Summarize: Do you notice any patterns sentence length across different medical specialties?

Question 7: Topic Models

See if there are any themes in the data by using a topic model (LDA). - Remove combined NLTK + clinical stopwords - Use scikit-learn’s CountVectorizer to create a document-term matrix - Use LatentDirichletAllocation for topic modeling - Try different k (n_components) values (try 3 and 5) - Create a visualization of the topics

# Prepare text data
texts = mt_samples['transcription'].dropna().tolist()

vectorizer = CountVectorizer(
    max_df=0.95,  # Ignore terms that appear in >95% of documents (filters common words)
    min_df=2,     # Ignore terms that appear in <2 documents (ignores very rare words)
    stop_words=list(all_stopwords),
    max_features=1000
)
dtm = vectorizer.fit_transform(texts)

n_topics = ____  # Hint: number of topics
lda = LatentDirichletAllocation(
    n_components=____,  # Hint: use topic count
    random_state=42,
    max_iter=10
)
lda.fit(dtm)

feature_names = vectorizer.get_feature_names_out()

# Extract top words for each topic into a dataframe
def get_topic_df(model, feature_names, n_top_words=10):
    rows = []
    for topic_idx, topic in enumerate(model.components_):
        top_indices = topic.argsort()[:-n_top_words - 1:-1]
        for rank, idx in enumerate(top_indices):
            rows.append({
                'topic': f'Topic {topic_idx + 1}',
                'word': feature_names[idx],
                'weight': topic[idx],
                'rank': rank
            })
    return pd.DataFrame(rows)

topic_df = get_topic_df(____, ____, ____)  # Hint: model, vocab list, top words

# Display top words per topic
for topic in topic_df['topic'].unique():
    words = topic_df[topic_df['topic'] == topic]['word'].tolist()
    print(f"{topic}: {', '.join(words)}")

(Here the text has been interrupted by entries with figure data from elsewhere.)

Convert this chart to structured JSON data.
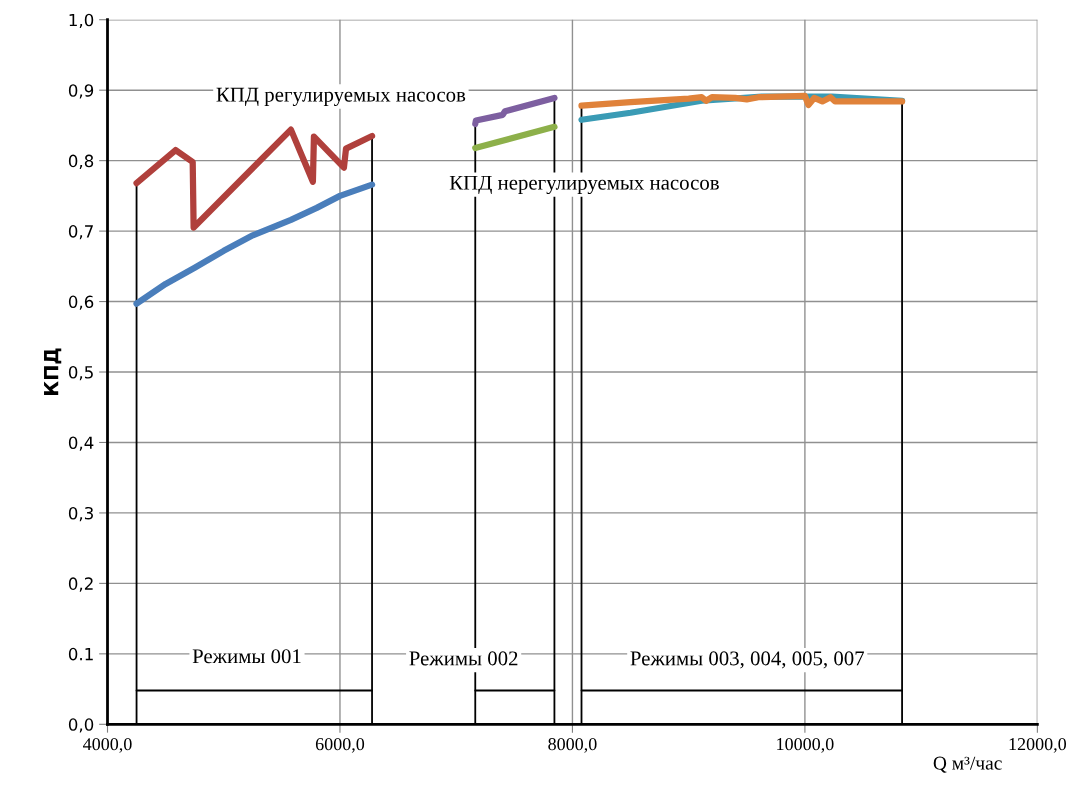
{
  "chart_data": {
    "type": "line",
    "xlabel": "Q м³/час",
    "ylabel": "КПД",
    "xlim": [
      4000,
      12000
    ],
    "xticks": [
      {
        "value": 4000,
        "label": "4000,0"
      },
      {
        "value": 6000,
        "label": "6000,0"
      },
      {
        "value": 8000,
        "label": "8000,0"
      },
      {
        "value": 10000,
        "label": "10000,0"
      },
      {
        "value": 12000,
        "label": "12000,0"
      }
    ],
    "ylim": [
      0,
      1
    ],
    "yticks": [
      {
        "value": 0,
        "label": "0,0"
      },
      {
        "value": 0.1,
        "label": "0.1"
      },
      {
        "value": 0.2,
        "label": "0,2"
      },
      {
        "value": 0.3,
        "label": "0,3"
      },
      {
        "value": 0.4,
        "label": "0,4"
      },
      {
        "value": 0.5,
        "label": "0,5"
      },
      {
        "value": 0.6,
        "label": "0,6"
      },
      {
        "value": 0.7,
        "label": "0,7"
      },
      {
        "value": 0.8,
        "label": "0,8"
      },
      {
        "value": 0.9,
        "label": "0,9"
      },
      {
        "value": 1.0,
        "label": "1,0"
      }
    ],
    "grid": true,
    "marker": "none",
    "line_style": "solid",
    "series": [
      {
        "color": "#4a7ebb",
        "x": [
          4250,
          4500,
          4750,
          5000,
          5250,
          5578,
          5800,
          6000,
          6276
        ],
        "values": [
          0.597,
          0.625,
          0.648,
          0.672,
          0.694,
          0.716,
          0.733,
          0.75,
          0.766
        ]
      },
      {
        "color": "#b0403c",
        "x": [
          4250,
          4586,
          4733,
          4741,
          5578,
          5767,
          5776,
          6034,
          6052,
          6276
        ],
        "values": [
          0.768,
          0.815,
          0.798,
          0.705,
          0.844,
          0.77,
          0.834,
          0.79,
          0.817,
          0.835
        ]
      },
      {
        "color": "#8db04a",
        "x": [
          7164,
          7845
        ],
        "values": [
          0.818,
          0.848
        ]
      },
      {
        "color": "#7d5fa0",
        "x": [
          7164,
          7170,
          7400,
          7420,
          7845
        ],
        "values": [
          0.852,
          0.857,
          0.865,
          0.87,
          0.889
        ]
      },
      {
        "color": "#3a9bb5",
        "x": [
          8078,
          8500,
          9112,
          9629,
          10233,
          10836
        ],
        "values": [
          0.858,
          0.868,
          0.885,
          0.891,
          0.891,
          0.885
        ]
      },
      {
        "color": "#e0823a",
        "x": [
          8078,
          8500,
          9000,
          9112,
          9150,
          9200,
          9400,
          9500,
          9600,
          10000,
          10030,
          10080,
          10150,
          10220,
          10260,
          10836
        ],
        "values": [
          0.878,
          0.883,
          0.888,
          0.89,
          0.885,
          0.89,
          0.889,
          0.887,
          0.89,
          0.892,
          0.879,
          0.889,
          0.884,
          0.89,
          0.884,
          0.884
        ]
      },
      {
        "color": "#000000",
        "x": [
          4250,
          4250
        ],
        "values": [
          0,
          0.768
        ]
      },
      {
        "color": "#000000",
        "x": [
          6276,
          6276
        ],
        "values": [
          0,
          0.835
        ]
      },
      {
        "color": "#000000",
        "x": [
          7164,
          7164
        ],
        "values": [
          0,
          0.852
        ]
      },
      {
        "color": "#000000",
        "x": [
          7845,
          7845
        ],
        "values": [
          0,
          0.889
        ]
      },
      {
        "color": "#000000",
        "x": [
          8078,
          8078
        ],
        "values": [
          0,
          0.878
        ]
      },
      {
        "color": "#000000",
        "x": [
          10836,
          10836
        ],
        "values": [
          0,
          0.884
        ]
      },
      {
        "color": "#000000",
        "x": [
          4250,
          6276
        ],
        "values": [
          0.048,
          0.048
        ]
      },
      {
        "color": "#000000",
        "x": [
          7164,
          7845
        ],
        "values": [
          0.048,
          0.048
        ]
      },
      {
        "color": "#000000",
        "x": [
          8078,
          10836
        ],
        "values": [
          0.048,
          0.048
        ]
      }
    ],
    "annotations": [
      "КПД регулируемых насосов",
      {
        "text": "КПД нерегулируемых насосов",
        "x": 8103,
        "y": 0.766
      },
      "Режимы 001",
      "Режимы 002",
      "Режимы 003, 004, 005, 007"
    ]
  }
}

# Visualize topics with faceted plot
(ggplot(____, aes(x='reorder(word, weight)', y='weight'))  # Hint: topic dataframe
 + geom_bar(stat='identity', fill='steelblue')
 + coord_flip()
 + facet_wrap('~topic', scales='free_y', ncol=3)
 + labs(x='Word', y='Weight', title='Top Words per Topic (LDA)')
 + theme_minimal()
 + theme(figure_size=(14, 8), strip_text=element_text(size=10))
)

Summarize: is it clearer when there are 3 or 5 topics?

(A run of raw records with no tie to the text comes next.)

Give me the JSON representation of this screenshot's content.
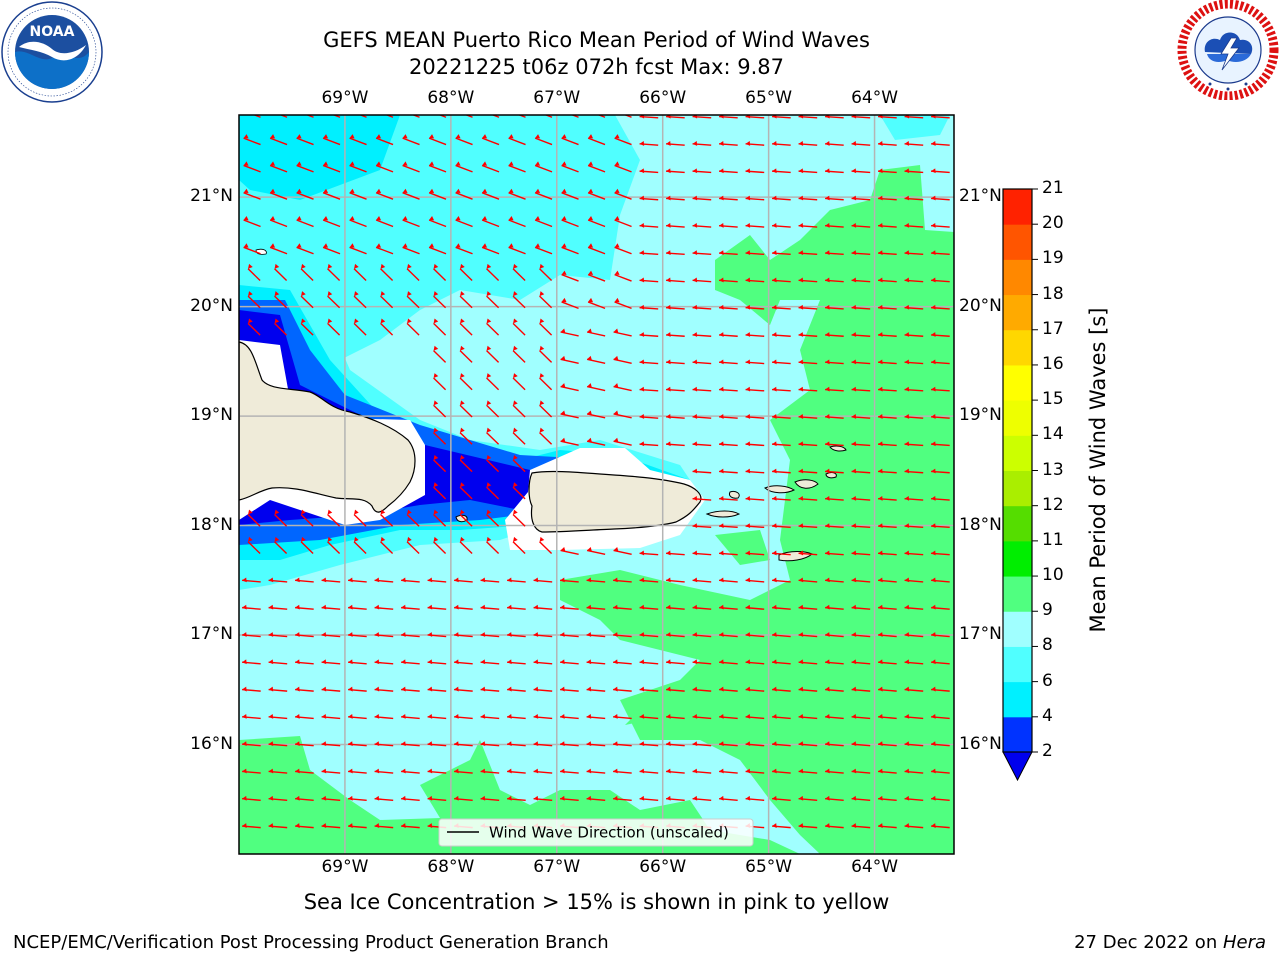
{
  "header": {
    "title_line1": "GEFS MEAN Puerto Rico Mean Period of Wind Waves",
    "title_line2": "20221225 t06z 072h fcst   Max: 9.87"
  },
  "logos": {
    "left": {
      "name": "noaa-logo",
      "text": "NOAA",
      "ring_text": "NATIONAL OCEANIC AND ATMOSPHERIC ADMINISTRATION · U.S. DEPARTMENT OF COMMERCE"
    },
    "right": {
      "name": "nws-logo",
      "ring_text": "NATIONAL WEATHER SERVICE"
    }
  },
  "map": {
    "lon_labels": [
      "69°W",
      "68°W",
      "67°W",
      "66°W",
      "65°W",
      "64°W"
    ],
    "lat_labels": [
      "21°N",
      "20°N",
      "19°N",
      "18°N",
      "17°N",
      "16°N"
    ],
    "lon_values": [
      -69,
      -68,
      -67,
      -66,
      -65,
      -64
    ],
    "lat_values": [
      21,
      20,
      19,
      18,
      17,
      16
    ],
    "lon_range": [
      -70.0,
      -63.25
    ],
    "lat_range": [
      15.0,
      21.75
    ],
    "grid": true,
    "legend": {
      "label": "Wind Wave Direction (unscaled)",
      "placement": "bottom-center"
    },
    "arrow_color": "#ff0000",
    "land_color": "#efebd9",
    "coast_color": "#000000"
  },
  "colorbar": {
    "label": "Mean Period of Wind Waves [s]",
    "ticks": [
      "2",
      "4",
      "6",
      "8",
      "9",
      "10",
      "11",
      "12",
      "13",
      "14",
      "15",
      "16",
      "17",
      "18",
      "19",
      "20",
      "21"
    ],
    "colors": [
      "#0033ff",
      "#00f0ff",
      "#50ffff",
      "#a0ffff",
      "#50ff80",
      "#00ee00",
      "#55dd00",
      "#aaee00",
      "#ccff00",
      "#eeff00",
      "#ffff00",
      "#ffd700",
      "#ffaa00",
      "#ff8800",
      "#ff5500",
      "#ff2200"
    ],
    "extend_color": "#0000ee"
  },
  "chart_data": {
    "type": "heatmap",
    "title": "GEFS MEAN Puerto Rico Mean Period of Wind Waves",
    "subtitle": "20221225 t06z 072h fcst   Max: 9.87",
    "xlabel": "",
    "ylabel": "",
    "colorbar_label": "Mean Period of Wind Waves [s]",
    "levels": [
      2,
      4,
      6,
      8,
      9,
      10,
      11,
      12,
      13,
      14,
      15,
      16,
      17,
      18,
      19,
      20,
      21
    ],
    "max": 9.87,
    "x_ticks": [
      "69°W",
      "68°W",
      "67°W",
      "66°W",
      "65°W",
      "64°W"
    ],
    "y_ticks": [
      "21°N",
      "20°N",
      "19°N",
      "18°N",
      "17°N",
      "16°N"
    ],
    "legend": [
      "Wind Wave Direction (unscaled)"
    ]
  },
  "note": "Sea Ice Concentration > 15% is shown in pink to yellow",
  "footer": {
    "left": "NCEP/EMC/Verification Post Processing Product Generation Branch",
    "right_prefix": "27 Dec 2022 on ",
    "right_italic": "Hera"
  }
}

Now do a cross tab of the 5 topics and the medical specialties.

# Assign documents to topics and compare with actual specialties
doc_topic_dist = lda.transform(dtm)
dominant_topics = doc_topic_dist.argmax(axis=1)

# Add to dataframe
mt_samples_with_topics = mt_samples.dropna(subset=['transcription']).copy()
mt_samples_with_topics['dominant_topic'] = [f'Topic {t+1}' for t in dominant_topics]

# Cross-tabulation of topics vs specialties (top 5 specialties)
top_5_specialties = mt_samples_with_topics['medical_specialty'].value_counts().head(____).index.tolist()  # Hint: number of specialties
cross_tab = pd.crosstab(
    mt_samples_with_topics[mt_samples_with_topics['medical_specialty'].isin(____)]['medical_specialty'],
    mt_samples_with_topics[mt_samples_with_topics['medical_specialty'].isin(____)]['dominant_topic']
)
print("\nCross-tabulation of Topics vs Top 5 Specialties:")
print(cross_tab)

Summarize: What themes emerge from the topic modeling? Do the topics align with the medical specialties?